Osaka – Sunday, November 13, 2010
High yen, hovering at the level of 80 – 85 yen per USD, was what export-oriented Japanese companies suffered from around 1995, and what made many of them shift some of their production to other countries of Asia. Yen has been hovering again at the level of 80-82 yen per USD for quite a while now when many of the Japanese companies are said to have originally made their made business plan at the exchange rate 87 – 95 yen per USD and therefore has been a serious issue in Japan.
Taking this opportunity, the author would like to discuss to clarify possible effects of high yen on Japan, focusing on the negative ones in this article, and positive ones in the upcoming article.
1. Profitability decrease of export-oriented Japanese companies
High yen directly hit profitability of export-oriented Japanese companies, when majority of the major Japanese companies such as Toyota, Sony and Panasonic to name just a few are such companies.
In the case of “made in Japan” products that are exported, high yen means decrease in gross margin because the total cost remains almost the same while the sales price in the market would be cut when converted to yen. If raw materials are imported their cost would be lower but it is the production cost accrued in Japan verses the sales price that is the primary determinant of gross margin.
For this reason, high yen is one of the reasons for slow in revenue and profit recovery of many of the Japanese companies compared to their western and Korean counterparts, as mentioned in the previous article "Japan Stagnates in Stock Market Recovery Unlike Worldwide – Why?"
According to the articles dated November 6 by Nikkei, Japanese leading newspaper specialized in business economy, the recovery rate for major Japanese companies fall behind those of western counterparts. Even Mitsubishi Trading that is #1 in the profit recovery, profit is 90% of that of pre-worldwide crisis. Panasonic is just below 50% and for Komatsu strong in Asia business is 60%.

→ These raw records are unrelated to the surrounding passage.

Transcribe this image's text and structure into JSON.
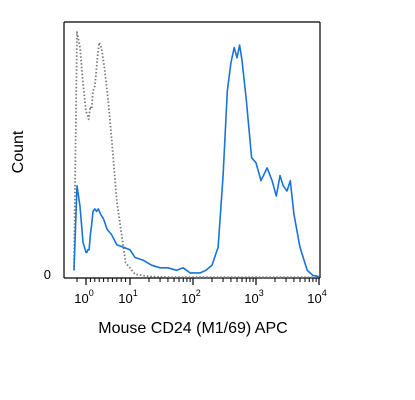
{
  "chart_data": {
    "type": "line",
    "title": "",
    "xlabel": "Mouse CD24 (M1/69) APC",
    "ylabel": "Count",
    "x_scale": "biexponential",
    "xlim": [
      -0.4,
      10000
    ],
    "ylim": [
      0,
      100
    ],
    "x_ticks": [
      {
        "value": 0,
        "base": "10",
        "exp": "0"
      },
      {
        "value": 10,
        "base": "10",
        "exp": "1"
      },
      {
        "value": 100,
        "base": "10",
        "exp": "2"
      },
      {
        "value": 1000,
        "base": "10",
        "exp": "3"
      },
      {
        "value": 10000,
        "base": "10",
        "exp": "4"
      }
    ],
    "y_ticks": [
      {
        "value": 0,
        "label": "0"
      }
    ],
    "grid": false,
    "legend": "none",
    "series": [
      {
        "color": "#7a7a7a",
        "style": "dotted",
        "x": [
          -0.4,
          -0.3,
          -0.2,
          -0.1,
          0.0,
          0.3,
          0.6,
          1.0,
          1.3,
          1.6,
          2.0,
          2.3,
          2.6,
          3.0,
          3.5,
          4.2,
          5.0,
          5.8,
          7.0,
          9.0,
          12.0,
          20.0,
          50.0,
          200.0,
          1000.0,
          10000.0
        ],
        "y": [
          3,
          96,
          90,
          76,
          65,
          64,
          62,
          67,
          66,
          73,
          75,
          80,
          86,
          92,
          90,
          82,
          70,
          55,
          30,
          6,
          1.5,
          0.6,
          0.3,
          0.3,
          0.3,
          0.3
        ]
      },
      {
        "color": "#1a73d9",
        "style": "solid",
        "x": [
          -0.4,
          -0.3,
          -0.2,
          -0.1,
          0.0,
          0.2,
          0.4,
          0.7,
          1.0,
          1.3,
          1.6,
          2.0,
          2.4,
          2.8,
          3.3,
          4.0,
          4.8,
          5.8,
          7.0,
          8.5,
          10.0,
          12.0,
          16.0,
          22.0,
          30.0,
          40.0,
          55.0,
          70.0,
          90.0,
          110.0,
          130.0,
          160.0,
          200.0,
          250.0,
          300.0,
          350.0,
          400.0,
          450.0,
          500.0,
          550.0,
          600.0,
          700.0,
          850.0,
          1000.0,
          1200.0,
          1500.0,
          1800.0,
          2100.0,
          2400.0,
          2700.0,
          3100.0,
          3500.0,
          4000.0,
          5000.0,
          6500.0,
          8000.0,
          10000.0
        ],
        "y": [
          3,
          36,
          28,
          14,
          10,
          10,
          11,
          11,
          17,
          21,
          26,
          27,
          26,
          27,
          25,
          23,
          19,
          17,
          13,
          12,
          11,
          8,
          7,
          5,
          4,
          4,
          3,
          4,
          2,
          2,
          2,
          3,
          5,
          12,
          40,
          73,
          84,
          90,
          86,
          91,
          85,
          70,
          47,
          45,
          38,
          43,
          38,
          32,
          40,
          36,
          34,
          38,
          25,
          12,
          3,
          1,
          0.5
        ]
      }
    ]
  }
}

Toyota’s case is probably one of the good examples to understand how high yen is negatively affective company’s profitability, whose profit remains as little as less than 20% of that of pre-worldwide crisis. According to Nikkei, for Apr-Sep 2010, Toyota, that was in negative by 137 billion yen for Apr-Sept 2009, has managed to turn back go black being in positive by 323 billion yen. This attributes to positive factors including sales increase (+570 billion yen) and improvement in cost competitiveness (+90 billion yen). But negative effect on currency (= high yen, which is higher by 7 yen per USD compared to last year) was 120 billion yen and therefore the total profit was only 323 billion yen
2. Shift in production of export-oriented Japanese companies to overseas
The first measures taken in many cases for cost reduction in high yen situation is cutting production cost by shifting production from Japan to countries of lower labour cost such as ASEAN and China. This is why production shift took place in many manufacturing companies especially consumer electronics and automobile companies in mid 1990s.
The recent high yen is triggering further production shift to overseas. Nissan was one of the first companies that explicitly said they will shift more production sites to Asia, followed by other companies. Others that have not yet announced the production shift but they say that if the high yen continues they also would consider production shift to overseas.

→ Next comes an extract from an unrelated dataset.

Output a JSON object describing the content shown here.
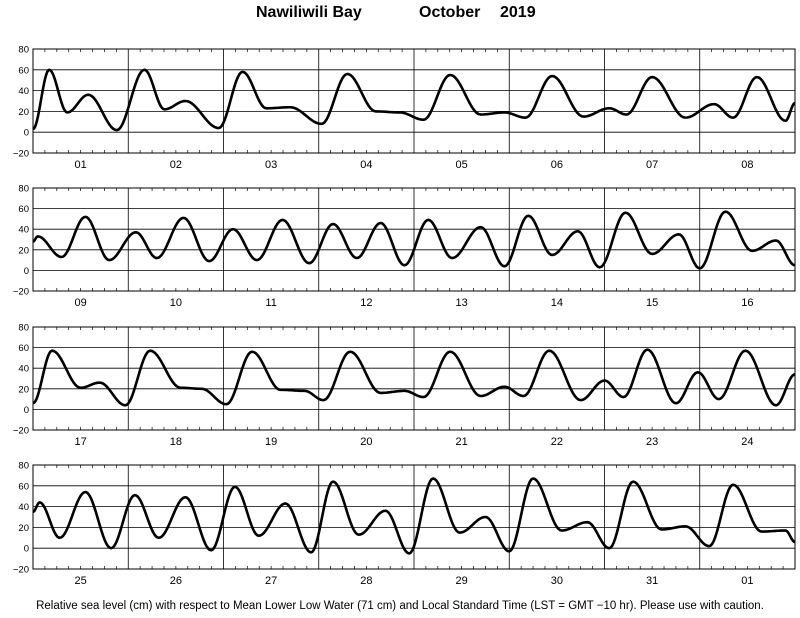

There is no sign of the yen to get lower and some view that it is quite possible that it will get higher than 80 yen per USD. Experts and people of the industry say that if the yen should get as high as 75 yen 100% of the production of automobiles need to be shifted to overseas for the companies to make ends meet.
3. Economy remaining sluggish
In addition, high yen would be a big factor for sluggish economy, because of decrease in consumer spending and slow tourism business. Low consumer spending is one of the primary factors for sluggish economy.
Shift in production to overseas drives restructuring and job cuts. As a result, employment rate goes up. In such a situation, consumer spending would unlikely be stimulated unless the government gives incentives/execute economy stimulation measures that trades off such negative factors.
Also, high yen would likely to keep away tourists coming to Japan because it would cost them more to enjoy their visit to Japan, meaning less consumer spending. This is because even if the number of tourists visiting Japan remains the same, they are more unlikely be able to purchase same amount of products and services as low yen time unless they can afford to bring more money with them.